We are glad to see paint going up on the health clinic in
Macayepo. One of the leaders is in a
meeting about avocado projects today, another in a meeting about the
reparations process, another hopefully finally signing the teaching contracts
for her school. All these are direct
agreements we reached in the dialogue tables on Sunday. We have had an impact!
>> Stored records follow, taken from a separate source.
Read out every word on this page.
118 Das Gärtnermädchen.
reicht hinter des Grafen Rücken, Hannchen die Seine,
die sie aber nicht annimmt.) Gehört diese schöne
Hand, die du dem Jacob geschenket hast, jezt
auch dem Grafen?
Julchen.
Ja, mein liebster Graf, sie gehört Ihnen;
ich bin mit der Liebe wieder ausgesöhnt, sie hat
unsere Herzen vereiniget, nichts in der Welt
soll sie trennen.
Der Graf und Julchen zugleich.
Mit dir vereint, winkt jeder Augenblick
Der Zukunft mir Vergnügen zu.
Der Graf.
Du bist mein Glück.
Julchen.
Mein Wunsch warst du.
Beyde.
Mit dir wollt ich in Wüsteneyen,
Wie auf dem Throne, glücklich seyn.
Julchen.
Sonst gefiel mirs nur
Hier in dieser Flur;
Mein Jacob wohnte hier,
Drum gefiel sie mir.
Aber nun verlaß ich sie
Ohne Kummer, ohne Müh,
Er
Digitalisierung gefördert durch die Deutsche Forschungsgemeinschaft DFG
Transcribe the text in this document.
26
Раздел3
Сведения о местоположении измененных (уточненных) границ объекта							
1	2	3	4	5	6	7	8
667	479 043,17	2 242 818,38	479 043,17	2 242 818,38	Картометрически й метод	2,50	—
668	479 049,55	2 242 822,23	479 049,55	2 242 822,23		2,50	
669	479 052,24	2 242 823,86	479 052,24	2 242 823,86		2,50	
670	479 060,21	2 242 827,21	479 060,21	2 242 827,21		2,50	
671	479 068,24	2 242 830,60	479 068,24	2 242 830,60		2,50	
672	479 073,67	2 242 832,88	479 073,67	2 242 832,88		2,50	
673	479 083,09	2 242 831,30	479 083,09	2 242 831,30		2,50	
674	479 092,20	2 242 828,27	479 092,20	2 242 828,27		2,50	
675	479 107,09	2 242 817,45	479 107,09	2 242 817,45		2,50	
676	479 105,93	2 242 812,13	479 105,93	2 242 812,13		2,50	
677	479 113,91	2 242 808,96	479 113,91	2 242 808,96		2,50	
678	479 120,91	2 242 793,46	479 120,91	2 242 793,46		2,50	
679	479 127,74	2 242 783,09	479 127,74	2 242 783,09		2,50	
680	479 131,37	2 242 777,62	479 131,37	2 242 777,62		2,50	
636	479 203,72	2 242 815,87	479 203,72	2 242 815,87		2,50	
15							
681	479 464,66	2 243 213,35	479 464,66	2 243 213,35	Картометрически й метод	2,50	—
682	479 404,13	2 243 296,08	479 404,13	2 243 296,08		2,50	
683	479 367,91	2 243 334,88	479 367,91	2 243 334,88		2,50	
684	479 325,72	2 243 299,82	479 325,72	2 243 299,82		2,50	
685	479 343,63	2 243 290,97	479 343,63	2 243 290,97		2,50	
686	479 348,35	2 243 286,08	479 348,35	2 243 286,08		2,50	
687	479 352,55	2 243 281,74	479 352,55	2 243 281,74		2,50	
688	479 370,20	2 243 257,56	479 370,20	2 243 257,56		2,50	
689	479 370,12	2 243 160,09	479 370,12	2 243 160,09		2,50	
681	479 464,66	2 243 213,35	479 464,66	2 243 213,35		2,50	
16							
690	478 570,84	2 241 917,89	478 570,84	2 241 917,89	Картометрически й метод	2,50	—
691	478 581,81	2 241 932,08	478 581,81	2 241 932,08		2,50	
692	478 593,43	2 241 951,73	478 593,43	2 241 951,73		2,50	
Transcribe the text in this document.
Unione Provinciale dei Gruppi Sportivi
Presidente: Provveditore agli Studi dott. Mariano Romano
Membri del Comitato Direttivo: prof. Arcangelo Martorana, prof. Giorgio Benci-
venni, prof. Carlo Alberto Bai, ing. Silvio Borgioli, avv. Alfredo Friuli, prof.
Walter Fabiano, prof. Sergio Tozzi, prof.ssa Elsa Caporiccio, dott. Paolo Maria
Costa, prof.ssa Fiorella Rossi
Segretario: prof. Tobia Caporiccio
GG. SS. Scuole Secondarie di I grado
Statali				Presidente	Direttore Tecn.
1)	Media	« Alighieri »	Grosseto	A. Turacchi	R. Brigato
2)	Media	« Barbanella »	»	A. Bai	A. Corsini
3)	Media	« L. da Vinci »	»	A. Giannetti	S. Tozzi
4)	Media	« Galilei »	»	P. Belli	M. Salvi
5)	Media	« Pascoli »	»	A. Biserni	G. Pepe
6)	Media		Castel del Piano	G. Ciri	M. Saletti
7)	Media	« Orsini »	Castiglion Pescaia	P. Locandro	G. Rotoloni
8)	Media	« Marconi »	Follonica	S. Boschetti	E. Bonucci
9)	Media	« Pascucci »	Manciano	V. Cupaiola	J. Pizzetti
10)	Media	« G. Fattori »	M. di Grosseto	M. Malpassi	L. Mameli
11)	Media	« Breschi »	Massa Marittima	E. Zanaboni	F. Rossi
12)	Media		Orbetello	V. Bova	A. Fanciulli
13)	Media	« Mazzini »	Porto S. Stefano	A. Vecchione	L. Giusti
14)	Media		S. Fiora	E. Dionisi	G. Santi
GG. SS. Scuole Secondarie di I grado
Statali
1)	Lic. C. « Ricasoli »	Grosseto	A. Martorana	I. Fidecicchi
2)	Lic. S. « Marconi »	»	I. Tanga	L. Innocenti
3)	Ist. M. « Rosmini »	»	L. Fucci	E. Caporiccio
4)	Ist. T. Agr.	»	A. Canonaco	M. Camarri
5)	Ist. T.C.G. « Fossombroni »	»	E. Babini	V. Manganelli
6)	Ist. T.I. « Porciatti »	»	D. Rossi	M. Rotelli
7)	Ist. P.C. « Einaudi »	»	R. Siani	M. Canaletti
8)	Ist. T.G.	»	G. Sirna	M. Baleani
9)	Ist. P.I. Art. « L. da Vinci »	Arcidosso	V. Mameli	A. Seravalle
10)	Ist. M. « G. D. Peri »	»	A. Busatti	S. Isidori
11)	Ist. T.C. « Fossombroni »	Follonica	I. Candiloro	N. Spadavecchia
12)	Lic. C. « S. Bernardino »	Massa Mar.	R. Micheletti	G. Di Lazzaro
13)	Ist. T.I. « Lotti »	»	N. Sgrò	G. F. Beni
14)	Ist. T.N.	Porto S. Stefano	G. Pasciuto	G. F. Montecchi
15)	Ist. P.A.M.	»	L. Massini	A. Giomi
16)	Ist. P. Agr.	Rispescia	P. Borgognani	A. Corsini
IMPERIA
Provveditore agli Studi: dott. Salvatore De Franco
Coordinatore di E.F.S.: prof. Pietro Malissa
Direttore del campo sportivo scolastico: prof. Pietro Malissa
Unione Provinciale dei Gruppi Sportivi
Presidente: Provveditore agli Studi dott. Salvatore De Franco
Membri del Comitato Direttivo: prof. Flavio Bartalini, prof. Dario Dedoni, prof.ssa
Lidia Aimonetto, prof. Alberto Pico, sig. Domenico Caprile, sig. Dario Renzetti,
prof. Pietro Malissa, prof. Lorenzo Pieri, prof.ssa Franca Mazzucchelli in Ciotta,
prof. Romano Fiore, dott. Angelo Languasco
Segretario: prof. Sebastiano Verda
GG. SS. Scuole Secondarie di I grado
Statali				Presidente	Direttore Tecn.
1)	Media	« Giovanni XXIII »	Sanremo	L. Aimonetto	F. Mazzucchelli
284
We are angry- of course- that these things,
if they are now so easy, were not done years ago, but we are proud that we
pushed some things forward.
This is a step on the long path before and after us to awakening,
to bonds of friendship and hard shared work, to realizing that many people
walking patiently, peacefully and with conviction, can make the government
shake. When the mountain moves, our
hearts move, and the world begins to listen.
¡Que se mueva la montaña!
Wow. My dear friend, I am so proud of you. For what you have done and what you did not do. For speaking with and learning when not to speak. And so proud of all of your neighbors who believed in themselves an each other enough to leave home and walk. Moving mountains, indeed!